Pourtant, il y a cinq ans, le problème, c’étaient bien les
nouveaux meurtres racistes, et non la LAE ou Dyab Abou Jahjah.
Ensuite, ce jugement ne peut être interprété indépendamment
des révoltes des jeunes, ici ou dans d’autres pays européens.
En novembre 2005, des autos, des entreprises et des écoles ont brûlé pendant
des semaines dans les banlieues françaises après la mort de Zyed
(17 ans) et de Bouna (15 ans). Deux ans plus tard, Paris connaissait une nouvelle
explosion de violence à Villiers-le-Bel après la mort de Mouhsin
(15 ans) et de Larami (16 ans). En octobre 2007, c’était au tour
d’Amsterdam de connaître une semaine d’incendies nocturnes
après la mort de Bilal (22 ans) dans un bureau de police.

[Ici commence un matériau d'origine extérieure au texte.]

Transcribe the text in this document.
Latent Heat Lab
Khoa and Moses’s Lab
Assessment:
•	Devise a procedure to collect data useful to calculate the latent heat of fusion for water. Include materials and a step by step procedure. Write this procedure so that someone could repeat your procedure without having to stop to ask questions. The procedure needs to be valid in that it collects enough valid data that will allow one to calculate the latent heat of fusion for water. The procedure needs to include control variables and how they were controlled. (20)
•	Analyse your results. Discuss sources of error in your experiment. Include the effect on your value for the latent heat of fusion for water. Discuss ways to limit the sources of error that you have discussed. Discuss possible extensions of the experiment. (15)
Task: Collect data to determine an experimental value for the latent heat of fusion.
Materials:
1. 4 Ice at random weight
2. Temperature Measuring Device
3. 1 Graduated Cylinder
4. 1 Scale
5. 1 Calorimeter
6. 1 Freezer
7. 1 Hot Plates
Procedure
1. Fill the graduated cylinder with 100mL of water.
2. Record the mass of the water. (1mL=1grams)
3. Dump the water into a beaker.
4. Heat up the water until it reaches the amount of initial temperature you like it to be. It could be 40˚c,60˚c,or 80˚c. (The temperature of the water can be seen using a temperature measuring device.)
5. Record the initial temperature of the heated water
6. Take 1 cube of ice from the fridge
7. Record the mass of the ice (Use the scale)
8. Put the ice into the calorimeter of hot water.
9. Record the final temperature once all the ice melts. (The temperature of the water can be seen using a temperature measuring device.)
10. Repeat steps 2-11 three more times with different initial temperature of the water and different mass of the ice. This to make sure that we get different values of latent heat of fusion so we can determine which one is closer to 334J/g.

Comparée à ces événements, la réaction des
jeunes d’Anvers au meurtre raciste du professeur de religion islamique,
Mohamed Achrak (27 ans), était peu de chose. Mais le verdict du 21 décembre
2007 pourrait bien faire changer les choses. Car si les incidents de Borgerhout
n’ont pas connu l’ampleur de ceux de Paris ou d’Amsterdam,
c’est précisément grâce à l’intervention
publique des activistes de la LAE. Ce qui caractérise les révoltes
de Paris ou d’Amsterdam, c’est précisément l’absence
de toute direction organisationnelle ou de vision politique sur l’émancipation
des communautés issues de l’immigration. Ce sont précisément
ces éléments que la LAE tentaient d’apporter en canalisant,
sur le moment même, la colère des jeunes vers une mosquée,
et en proposant pour la plus long terme une vision globale d’émancipation.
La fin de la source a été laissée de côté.